Singer sees a significant opportunity for packaging companies to enter the legal cannabis edibles and beverages market. “Most states require certified child-resistant packaging for all products, and traditional pharmaceutical tubes and closures just won’t cut it in a larger market. Companies that can play at the intersection of child resistance, merchandising and cost will do well.”
For equipment suppliers, the real barrier is scale, says Singer. “Very few vendors offer equipment at a scale and price point that’s appropriate to the opportunities available to single-state edibles companies. Thanks to the lack of a co-manufacturing infrastructure—which is not yet allowed in many states—companies are required to buy and maintain their own manufacturing plants. When you can’t amortize the cost of equipment over a national set of customers, it makes it hard to justify the cost of most available machinery. Not to mention that companies don’t generally have in-house engineering resources, so simplicity is king. There’s just a real mismatch between what an edible vendor can justify purchasing and what an equipment vendor wants to sell.”
Software companies face a similar problem, notes Singer. “Most inventory-management vendors are priced for companies doing $10 million and more in sales, which on a national scale is a ‘small’ company. But in THC markets, ‘small’ could mean $100,000 in sales. The larger cannabis companies might approach $10 million, so if you price your software at $5,000/year, your universe of potential customers is pretty small in THC. Also, vendors need to understand that everything comes back to the state-mandated inventory tracking system. Companies are required to use it, so it’s crucial to understand how your product fit into that workflow. And again, few companies have in-house IT, so most on-premises solutions are difficult to get off the ground.”

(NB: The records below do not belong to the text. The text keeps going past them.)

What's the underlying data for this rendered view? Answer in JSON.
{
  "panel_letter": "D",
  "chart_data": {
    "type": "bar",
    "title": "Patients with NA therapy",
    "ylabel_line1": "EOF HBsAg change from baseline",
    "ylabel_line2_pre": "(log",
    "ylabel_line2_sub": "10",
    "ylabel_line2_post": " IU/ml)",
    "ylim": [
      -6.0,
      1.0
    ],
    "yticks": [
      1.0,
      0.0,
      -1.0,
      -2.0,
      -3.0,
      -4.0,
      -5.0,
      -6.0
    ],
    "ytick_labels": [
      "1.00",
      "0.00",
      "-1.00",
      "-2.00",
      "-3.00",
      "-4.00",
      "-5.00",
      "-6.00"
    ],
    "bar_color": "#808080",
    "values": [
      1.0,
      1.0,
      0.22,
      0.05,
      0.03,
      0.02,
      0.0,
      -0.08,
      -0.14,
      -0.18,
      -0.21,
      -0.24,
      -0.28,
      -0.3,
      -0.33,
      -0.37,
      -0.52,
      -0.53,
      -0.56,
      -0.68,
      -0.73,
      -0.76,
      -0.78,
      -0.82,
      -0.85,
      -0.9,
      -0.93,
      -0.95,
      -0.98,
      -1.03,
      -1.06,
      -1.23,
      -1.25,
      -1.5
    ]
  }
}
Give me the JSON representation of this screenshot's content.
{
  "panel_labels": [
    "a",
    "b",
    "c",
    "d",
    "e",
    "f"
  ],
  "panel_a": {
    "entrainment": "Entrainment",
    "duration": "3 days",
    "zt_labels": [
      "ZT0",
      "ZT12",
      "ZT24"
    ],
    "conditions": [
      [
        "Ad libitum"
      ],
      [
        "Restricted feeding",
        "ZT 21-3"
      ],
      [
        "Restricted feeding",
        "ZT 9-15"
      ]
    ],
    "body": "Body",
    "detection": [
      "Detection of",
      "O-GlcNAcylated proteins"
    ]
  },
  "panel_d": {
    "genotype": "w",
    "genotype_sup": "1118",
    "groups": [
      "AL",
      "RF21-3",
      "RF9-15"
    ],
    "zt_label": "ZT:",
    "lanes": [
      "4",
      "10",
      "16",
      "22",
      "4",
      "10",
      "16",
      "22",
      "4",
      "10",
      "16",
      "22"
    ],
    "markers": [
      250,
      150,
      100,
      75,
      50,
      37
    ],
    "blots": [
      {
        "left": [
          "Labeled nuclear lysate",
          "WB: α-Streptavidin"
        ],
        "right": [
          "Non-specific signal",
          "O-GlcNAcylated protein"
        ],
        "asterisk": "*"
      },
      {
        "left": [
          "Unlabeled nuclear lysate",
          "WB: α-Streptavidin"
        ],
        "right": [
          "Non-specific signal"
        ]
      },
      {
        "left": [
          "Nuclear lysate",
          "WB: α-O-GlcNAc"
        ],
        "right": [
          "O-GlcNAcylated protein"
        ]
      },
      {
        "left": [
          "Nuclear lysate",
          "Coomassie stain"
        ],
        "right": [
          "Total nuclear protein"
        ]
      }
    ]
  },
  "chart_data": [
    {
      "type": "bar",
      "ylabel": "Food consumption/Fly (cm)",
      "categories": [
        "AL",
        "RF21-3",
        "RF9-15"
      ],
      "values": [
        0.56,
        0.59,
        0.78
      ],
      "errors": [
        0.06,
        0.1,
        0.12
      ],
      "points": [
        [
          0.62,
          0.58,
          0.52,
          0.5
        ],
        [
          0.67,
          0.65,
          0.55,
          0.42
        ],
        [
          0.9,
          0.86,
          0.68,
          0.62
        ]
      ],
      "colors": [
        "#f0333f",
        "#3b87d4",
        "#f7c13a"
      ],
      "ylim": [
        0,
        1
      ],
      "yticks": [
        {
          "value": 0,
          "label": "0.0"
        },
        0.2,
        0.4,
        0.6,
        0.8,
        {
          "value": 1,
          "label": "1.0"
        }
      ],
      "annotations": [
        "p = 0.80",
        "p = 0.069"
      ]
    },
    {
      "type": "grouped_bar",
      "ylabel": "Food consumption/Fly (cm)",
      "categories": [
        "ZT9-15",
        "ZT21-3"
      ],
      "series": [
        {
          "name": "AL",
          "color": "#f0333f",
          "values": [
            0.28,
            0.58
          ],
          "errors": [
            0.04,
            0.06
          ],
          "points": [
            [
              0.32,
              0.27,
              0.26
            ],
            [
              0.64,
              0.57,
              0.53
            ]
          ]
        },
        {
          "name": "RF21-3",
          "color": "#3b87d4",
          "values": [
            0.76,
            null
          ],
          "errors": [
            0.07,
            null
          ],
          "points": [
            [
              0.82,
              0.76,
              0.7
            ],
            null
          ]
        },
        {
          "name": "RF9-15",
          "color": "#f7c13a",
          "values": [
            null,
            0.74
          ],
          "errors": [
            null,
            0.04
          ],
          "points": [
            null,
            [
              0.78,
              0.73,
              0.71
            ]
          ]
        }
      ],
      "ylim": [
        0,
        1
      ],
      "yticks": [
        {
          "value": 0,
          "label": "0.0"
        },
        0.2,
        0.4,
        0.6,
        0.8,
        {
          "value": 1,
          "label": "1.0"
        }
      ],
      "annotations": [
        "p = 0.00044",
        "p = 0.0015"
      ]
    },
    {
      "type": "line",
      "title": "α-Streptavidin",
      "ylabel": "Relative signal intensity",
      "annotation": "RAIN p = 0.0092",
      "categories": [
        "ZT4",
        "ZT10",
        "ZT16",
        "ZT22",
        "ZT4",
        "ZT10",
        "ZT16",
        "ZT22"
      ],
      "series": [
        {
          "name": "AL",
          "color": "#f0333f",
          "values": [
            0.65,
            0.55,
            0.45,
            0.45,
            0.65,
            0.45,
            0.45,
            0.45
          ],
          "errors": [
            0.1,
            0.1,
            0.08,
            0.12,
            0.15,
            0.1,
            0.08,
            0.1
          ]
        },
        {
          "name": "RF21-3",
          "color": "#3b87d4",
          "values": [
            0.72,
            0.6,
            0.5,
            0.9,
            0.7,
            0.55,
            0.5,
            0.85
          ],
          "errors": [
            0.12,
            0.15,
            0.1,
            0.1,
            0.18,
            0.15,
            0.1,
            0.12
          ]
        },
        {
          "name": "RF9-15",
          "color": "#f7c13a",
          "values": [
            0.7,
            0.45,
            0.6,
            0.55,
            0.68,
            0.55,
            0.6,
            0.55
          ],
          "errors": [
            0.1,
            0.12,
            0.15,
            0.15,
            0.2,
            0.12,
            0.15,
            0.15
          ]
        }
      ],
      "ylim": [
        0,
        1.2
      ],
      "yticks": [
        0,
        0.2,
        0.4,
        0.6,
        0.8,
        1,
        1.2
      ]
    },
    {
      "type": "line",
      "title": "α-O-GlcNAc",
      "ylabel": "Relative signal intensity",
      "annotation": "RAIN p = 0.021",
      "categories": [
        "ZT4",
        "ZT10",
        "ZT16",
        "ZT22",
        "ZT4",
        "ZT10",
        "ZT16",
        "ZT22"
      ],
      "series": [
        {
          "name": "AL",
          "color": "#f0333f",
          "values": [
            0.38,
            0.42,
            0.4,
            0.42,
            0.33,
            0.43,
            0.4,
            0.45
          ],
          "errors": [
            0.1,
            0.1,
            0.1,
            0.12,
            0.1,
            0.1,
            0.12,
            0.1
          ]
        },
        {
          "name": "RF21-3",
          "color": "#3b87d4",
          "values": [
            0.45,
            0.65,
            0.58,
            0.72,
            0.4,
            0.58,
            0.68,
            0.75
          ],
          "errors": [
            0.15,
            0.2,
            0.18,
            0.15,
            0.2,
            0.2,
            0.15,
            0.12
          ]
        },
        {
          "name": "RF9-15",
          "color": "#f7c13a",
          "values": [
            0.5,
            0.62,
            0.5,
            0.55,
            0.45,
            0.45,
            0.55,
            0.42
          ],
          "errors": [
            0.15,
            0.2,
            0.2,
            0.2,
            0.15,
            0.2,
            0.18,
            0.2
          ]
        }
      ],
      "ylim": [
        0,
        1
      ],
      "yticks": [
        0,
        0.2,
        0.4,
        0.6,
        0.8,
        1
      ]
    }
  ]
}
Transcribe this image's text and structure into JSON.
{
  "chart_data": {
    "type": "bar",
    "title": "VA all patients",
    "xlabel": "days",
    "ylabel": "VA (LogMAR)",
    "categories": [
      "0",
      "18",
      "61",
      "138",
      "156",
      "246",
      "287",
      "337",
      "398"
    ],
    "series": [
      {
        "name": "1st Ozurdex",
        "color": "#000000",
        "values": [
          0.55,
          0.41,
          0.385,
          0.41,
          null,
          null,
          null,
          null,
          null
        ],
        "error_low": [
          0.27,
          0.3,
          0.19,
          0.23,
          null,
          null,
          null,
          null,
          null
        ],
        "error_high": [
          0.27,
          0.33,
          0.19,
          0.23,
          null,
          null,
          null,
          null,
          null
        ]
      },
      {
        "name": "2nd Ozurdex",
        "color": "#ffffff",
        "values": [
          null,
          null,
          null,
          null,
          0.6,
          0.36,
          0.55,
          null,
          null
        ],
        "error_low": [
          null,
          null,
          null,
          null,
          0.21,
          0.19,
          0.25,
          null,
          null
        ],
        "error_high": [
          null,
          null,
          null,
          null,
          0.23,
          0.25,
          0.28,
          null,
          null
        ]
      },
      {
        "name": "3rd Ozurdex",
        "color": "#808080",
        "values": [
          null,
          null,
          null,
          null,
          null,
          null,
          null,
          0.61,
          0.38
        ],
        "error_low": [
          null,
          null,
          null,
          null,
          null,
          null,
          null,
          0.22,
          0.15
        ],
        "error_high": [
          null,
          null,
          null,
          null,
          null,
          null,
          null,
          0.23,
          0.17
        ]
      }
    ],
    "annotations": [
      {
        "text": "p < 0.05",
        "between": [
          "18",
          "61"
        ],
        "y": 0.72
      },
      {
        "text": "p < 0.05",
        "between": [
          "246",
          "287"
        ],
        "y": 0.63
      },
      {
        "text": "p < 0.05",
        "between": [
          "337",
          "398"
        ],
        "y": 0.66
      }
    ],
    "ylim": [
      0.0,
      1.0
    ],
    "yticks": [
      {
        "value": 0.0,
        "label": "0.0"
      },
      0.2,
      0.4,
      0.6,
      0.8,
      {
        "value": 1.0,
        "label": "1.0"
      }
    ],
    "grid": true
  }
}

Ingredients is another aspect of the supply chain that faces a scale mismatch.
“Suppliers need to understand that the industry is in an early stage, and they must be willing to work through the short-term growing pains for a significant return in the long-term,” says Hoosein. “Suppliers who can do so will find themselves gaining a considerable foothold and significant market share.”
Suppliers must be willing to work with unpredictable ordering patterns and reduce the size of minimum order quantities (MOQs), noes Hoosein. “Suppliers need to take a hands-on approach to manage the fulfillment process, as most companies in this industry are not set up with traditional procurement and supply-chain management resources.”
Most vendors sell quantities of ingredients that far exceed what an edibles or beverages company can work through in a reasonable timeframe, says Singer. “Very few companies are ready to buy a pallet load of color or flavor. There’s huge opportunity for vendors who operate at lower MOQs, but even they need to understand that most companies don’t have the food science expertise of a traditional formulator or flavor house.”
The bottom line? “The opportunity is great,” says Singer, “but you’ve got to be ready to do some hand-holding.”